Achievements of the Convention include:
l the development of scientific guidance for the conservation and sustainable use of biodiversity for biomes around the world
l the entry into force of the Cartagena Protocol on Biosafety, the Nagoya Protocol on access to genetic resources and the fair and equitable sharing of benefits arising from their utilisation and
l the creation as well as the implementation of national biodiversity strategies and action plans.
l Zimbabwe has a rich biodiversity in its varied landscapes and aquatic ecosystem.
It has about 5 930 vascular plant species, of which 214 are endemic; 670 bird species; 270 mammal species; 256 reptile species; 120 amphibian species; and 151 fish species. These species are found within and outside protected areas.
The country’s biodiversity is, however, under various threats and these need to be ameliorated to preserve it. Poverty has been a major factor in biodiversity loss as it has led to unsustainable exploitation of the country’s natural resources.
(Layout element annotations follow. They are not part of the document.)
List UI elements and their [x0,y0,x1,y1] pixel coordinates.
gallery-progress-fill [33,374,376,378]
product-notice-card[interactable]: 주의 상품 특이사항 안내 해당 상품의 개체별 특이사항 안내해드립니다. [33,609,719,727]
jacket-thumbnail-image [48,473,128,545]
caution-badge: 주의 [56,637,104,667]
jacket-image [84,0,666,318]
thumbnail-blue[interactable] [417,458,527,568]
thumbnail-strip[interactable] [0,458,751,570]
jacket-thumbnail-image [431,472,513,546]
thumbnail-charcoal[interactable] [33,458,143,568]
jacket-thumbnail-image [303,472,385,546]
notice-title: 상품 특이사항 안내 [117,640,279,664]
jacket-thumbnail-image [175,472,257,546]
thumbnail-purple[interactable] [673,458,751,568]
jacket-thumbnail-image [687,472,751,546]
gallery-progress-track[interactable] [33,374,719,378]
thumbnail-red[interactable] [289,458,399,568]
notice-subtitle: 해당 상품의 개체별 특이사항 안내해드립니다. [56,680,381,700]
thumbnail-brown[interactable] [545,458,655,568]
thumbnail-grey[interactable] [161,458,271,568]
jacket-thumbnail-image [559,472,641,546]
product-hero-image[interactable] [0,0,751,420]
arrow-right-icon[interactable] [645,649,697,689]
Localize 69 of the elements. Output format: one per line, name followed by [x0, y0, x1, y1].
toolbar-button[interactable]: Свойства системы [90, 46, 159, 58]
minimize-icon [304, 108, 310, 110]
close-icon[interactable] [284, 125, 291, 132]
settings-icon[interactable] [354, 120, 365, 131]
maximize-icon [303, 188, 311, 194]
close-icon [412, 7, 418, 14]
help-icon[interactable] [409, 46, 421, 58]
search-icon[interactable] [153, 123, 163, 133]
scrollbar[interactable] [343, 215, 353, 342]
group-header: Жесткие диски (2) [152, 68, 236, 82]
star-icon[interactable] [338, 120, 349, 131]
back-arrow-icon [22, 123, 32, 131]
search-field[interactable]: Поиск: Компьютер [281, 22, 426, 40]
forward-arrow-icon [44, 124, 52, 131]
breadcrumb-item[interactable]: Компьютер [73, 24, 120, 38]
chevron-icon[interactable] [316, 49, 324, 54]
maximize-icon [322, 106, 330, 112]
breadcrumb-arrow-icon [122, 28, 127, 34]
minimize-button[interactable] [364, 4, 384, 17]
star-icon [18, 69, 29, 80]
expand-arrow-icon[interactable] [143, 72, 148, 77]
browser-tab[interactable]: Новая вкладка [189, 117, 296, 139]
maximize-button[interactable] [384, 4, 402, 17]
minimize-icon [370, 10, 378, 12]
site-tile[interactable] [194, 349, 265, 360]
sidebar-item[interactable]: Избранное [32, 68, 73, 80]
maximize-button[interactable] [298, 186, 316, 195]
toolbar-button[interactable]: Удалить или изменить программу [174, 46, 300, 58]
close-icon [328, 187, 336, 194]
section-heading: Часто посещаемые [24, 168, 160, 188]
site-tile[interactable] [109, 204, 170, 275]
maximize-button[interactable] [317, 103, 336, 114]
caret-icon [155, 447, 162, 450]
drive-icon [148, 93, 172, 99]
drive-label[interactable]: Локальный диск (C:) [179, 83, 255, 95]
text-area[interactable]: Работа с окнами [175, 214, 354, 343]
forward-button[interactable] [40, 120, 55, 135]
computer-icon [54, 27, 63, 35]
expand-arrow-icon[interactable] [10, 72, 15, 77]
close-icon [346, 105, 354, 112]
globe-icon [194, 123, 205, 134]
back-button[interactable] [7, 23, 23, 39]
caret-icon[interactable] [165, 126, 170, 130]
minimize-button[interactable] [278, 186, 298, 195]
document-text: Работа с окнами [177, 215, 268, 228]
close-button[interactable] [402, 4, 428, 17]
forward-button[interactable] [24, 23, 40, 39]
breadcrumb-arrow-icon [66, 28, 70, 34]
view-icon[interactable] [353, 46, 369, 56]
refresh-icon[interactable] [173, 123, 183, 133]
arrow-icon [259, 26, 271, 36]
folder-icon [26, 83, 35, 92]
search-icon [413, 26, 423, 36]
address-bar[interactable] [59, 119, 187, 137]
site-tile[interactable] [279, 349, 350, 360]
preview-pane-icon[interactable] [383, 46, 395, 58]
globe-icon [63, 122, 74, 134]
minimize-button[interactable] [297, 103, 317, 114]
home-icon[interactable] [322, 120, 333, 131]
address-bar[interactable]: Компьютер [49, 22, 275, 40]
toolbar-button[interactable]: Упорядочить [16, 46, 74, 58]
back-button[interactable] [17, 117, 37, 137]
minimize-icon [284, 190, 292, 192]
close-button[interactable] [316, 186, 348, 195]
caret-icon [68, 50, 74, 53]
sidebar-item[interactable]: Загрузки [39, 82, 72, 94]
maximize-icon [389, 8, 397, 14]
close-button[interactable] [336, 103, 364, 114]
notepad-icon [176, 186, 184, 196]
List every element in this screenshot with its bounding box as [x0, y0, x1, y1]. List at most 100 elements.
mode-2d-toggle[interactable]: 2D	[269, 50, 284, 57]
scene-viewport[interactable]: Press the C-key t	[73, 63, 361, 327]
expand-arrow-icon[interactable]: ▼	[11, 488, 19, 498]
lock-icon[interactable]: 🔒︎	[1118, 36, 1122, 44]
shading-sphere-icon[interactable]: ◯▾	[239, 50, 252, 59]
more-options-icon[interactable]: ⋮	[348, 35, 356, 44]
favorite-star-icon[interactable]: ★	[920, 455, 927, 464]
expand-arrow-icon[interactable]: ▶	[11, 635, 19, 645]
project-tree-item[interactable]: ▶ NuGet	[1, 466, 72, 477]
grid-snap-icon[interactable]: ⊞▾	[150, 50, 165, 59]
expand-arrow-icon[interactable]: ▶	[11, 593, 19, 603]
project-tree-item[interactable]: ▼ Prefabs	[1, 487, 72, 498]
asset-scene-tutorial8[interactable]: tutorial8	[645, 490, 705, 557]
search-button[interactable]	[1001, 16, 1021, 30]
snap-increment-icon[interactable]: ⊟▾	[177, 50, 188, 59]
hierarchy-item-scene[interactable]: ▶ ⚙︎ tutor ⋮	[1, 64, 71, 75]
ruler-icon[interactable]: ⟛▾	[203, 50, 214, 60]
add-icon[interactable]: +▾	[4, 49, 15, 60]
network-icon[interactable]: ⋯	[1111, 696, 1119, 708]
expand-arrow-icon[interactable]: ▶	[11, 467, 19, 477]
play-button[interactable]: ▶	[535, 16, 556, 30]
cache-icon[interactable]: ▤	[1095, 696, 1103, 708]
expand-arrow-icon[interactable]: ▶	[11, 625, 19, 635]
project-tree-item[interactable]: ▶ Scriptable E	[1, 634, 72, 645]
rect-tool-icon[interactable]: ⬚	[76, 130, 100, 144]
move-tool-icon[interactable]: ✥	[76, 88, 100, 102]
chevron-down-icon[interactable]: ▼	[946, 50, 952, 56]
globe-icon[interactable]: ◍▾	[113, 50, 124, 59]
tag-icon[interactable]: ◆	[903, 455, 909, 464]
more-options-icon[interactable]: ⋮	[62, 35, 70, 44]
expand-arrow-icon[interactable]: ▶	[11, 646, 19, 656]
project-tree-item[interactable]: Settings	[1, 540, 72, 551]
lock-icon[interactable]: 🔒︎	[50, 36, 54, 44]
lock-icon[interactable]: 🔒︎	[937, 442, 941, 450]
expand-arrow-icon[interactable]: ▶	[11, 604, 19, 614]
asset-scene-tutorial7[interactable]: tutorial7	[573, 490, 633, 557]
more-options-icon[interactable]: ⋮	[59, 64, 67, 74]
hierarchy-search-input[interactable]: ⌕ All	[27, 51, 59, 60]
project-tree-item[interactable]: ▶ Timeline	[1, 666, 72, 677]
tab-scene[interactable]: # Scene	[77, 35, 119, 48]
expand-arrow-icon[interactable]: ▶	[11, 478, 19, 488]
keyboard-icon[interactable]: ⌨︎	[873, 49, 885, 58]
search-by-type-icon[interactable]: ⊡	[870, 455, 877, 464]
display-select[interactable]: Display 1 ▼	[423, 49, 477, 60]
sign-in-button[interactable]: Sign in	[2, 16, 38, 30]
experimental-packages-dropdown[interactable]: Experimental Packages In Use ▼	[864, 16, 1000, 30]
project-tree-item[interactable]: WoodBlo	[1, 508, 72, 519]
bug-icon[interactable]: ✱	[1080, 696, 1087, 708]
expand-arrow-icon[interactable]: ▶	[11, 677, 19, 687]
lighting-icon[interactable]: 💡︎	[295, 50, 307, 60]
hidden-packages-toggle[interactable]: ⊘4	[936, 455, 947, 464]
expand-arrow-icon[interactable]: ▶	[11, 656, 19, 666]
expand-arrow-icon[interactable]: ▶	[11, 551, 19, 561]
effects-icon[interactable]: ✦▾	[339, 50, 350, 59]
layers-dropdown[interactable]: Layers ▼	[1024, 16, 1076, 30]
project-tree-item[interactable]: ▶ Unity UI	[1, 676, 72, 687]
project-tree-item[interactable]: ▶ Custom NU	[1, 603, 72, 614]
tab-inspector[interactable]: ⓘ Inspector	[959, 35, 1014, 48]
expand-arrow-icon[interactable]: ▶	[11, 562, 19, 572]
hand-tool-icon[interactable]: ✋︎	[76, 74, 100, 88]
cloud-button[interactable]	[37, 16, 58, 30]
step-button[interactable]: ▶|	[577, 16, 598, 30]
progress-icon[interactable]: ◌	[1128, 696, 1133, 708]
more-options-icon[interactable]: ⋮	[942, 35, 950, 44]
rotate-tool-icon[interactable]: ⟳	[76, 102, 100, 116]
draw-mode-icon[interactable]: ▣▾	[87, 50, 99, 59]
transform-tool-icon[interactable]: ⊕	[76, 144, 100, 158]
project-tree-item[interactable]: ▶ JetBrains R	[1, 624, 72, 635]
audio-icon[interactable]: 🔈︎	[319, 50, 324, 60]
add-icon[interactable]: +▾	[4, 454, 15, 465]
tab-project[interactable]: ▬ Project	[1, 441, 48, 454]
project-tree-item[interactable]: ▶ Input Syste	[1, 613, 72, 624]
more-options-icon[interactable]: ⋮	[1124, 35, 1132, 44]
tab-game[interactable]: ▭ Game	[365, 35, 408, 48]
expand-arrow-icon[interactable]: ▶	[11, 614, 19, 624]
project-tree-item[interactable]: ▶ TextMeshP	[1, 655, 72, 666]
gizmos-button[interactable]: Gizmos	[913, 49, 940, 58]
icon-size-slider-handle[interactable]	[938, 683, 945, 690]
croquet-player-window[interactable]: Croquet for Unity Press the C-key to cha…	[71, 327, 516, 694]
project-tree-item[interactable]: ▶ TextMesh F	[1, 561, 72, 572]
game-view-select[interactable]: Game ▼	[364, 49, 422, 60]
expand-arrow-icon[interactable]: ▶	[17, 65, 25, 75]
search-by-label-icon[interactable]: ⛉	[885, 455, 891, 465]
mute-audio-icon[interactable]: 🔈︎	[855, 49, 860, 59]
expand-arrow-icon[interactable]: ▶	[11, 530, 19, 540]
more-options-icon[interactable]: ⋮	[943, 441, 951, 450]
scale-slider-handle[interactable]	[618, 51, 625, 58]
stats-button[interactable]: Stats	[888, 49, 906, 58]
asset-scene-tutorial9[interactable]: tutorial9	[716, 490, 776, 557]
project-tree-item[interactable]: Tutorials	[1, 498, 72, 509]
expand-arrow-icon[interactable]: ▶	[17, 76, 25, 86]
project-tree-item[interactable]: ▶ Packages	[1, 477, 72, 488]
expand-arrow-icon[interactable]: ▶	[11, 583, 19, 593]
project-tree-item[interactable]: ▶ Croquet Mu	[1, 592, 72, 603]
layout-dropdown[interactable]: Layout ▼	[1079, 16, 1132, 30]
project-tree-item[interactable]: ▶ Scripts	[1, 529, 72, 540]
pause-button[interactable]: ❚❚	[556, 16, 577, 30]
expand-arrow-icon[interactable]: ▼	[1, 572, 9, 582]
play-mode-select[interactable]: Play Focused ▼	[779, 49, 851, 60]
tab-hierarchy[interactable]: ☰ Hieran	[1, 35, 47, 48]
Deforestation has been occurring at alarming levels since 2011 in peri-urban areas due to commercialisation of fuel wood by desperate urban residents in the face of power outages or from those not connected to the power grid. The current deforestation rate is 330 000 ha/year.
Change in land use has been the main driver for ecosystem change, especially through expansion of agriculture.
In recent years, the effects of climate change in Zimbabwe have resulted in severe droughts as well as floods in low-lying areas and shifts in seasons.
This has led to habitat loss, high mortality of wildlife and livestock and poor calving, kidding and lambing rates.
Veld fires are also a major threat to biodiversity.
In the 2017 fire season, 3,29 percent of total land area was burnt. This translated to a cumulative total of 1 268 534 hectares which were burnt from 2 705 fire incidences.
The country has successfully developed policies and strategies to conserve biodiversity, but implementation of identified actions has been slow due to inadequate financial resources, lack of technical skills, the need to compromise for accelerated economic development in the case of projects of national importance, increased stress on natural resources, unsustainable mining activities, limited livelihood options, lack of environmental awareness, the high dependency of the economy on natural resources and rapid urbanisation.
The biodiversity sector actions and initiatives in Zimbabwe have generally made a positive contribution toward sustainable development. Biodiversity conservation in protected areas and Communal Arears Management Programme for Indigenous Resources (CAMPFIRE) areas has enhanced livelihoods of communities while co-management arrangements have improved the standard of living of communities living next to protected areas.
The sector is encouraging value addition for natural resources and creating job opportunities in the hospitality, arts and crafts, fisheries and timber industries.
Most natural resource management programmes have encouraged the active participation of women by involving them in decision making positions on natural resource management committees and community ownership trusts.
Traditional medicinal plants continue to supply treatment options for poor and vulnerable households and are critical in management of communicable diseases.
There has been an increase in protected area network coverage through proclamation of Ramsar Sites (The Ramsar Convention’s mission if for the conservation and wise use of wetlands), expansion of trans-frontier conservation areas and the establishment of the Mid-Zambezi biosphere reserve.
Cleaner production technologies have been adopted and there is increased co-operation in renewable energy technology.
The Convention on Biological Diversity recognises that biological diversity is about more than plants, animals and micro-organisms and their ecosystems, it is about people and our need for food security, medicines, fresh air and water, shelter as well as a clean and healthy environment in which to live. 
It is therefore our responsibility, as a country, to work towards biological diversity conservation for the benefit of present and future generations.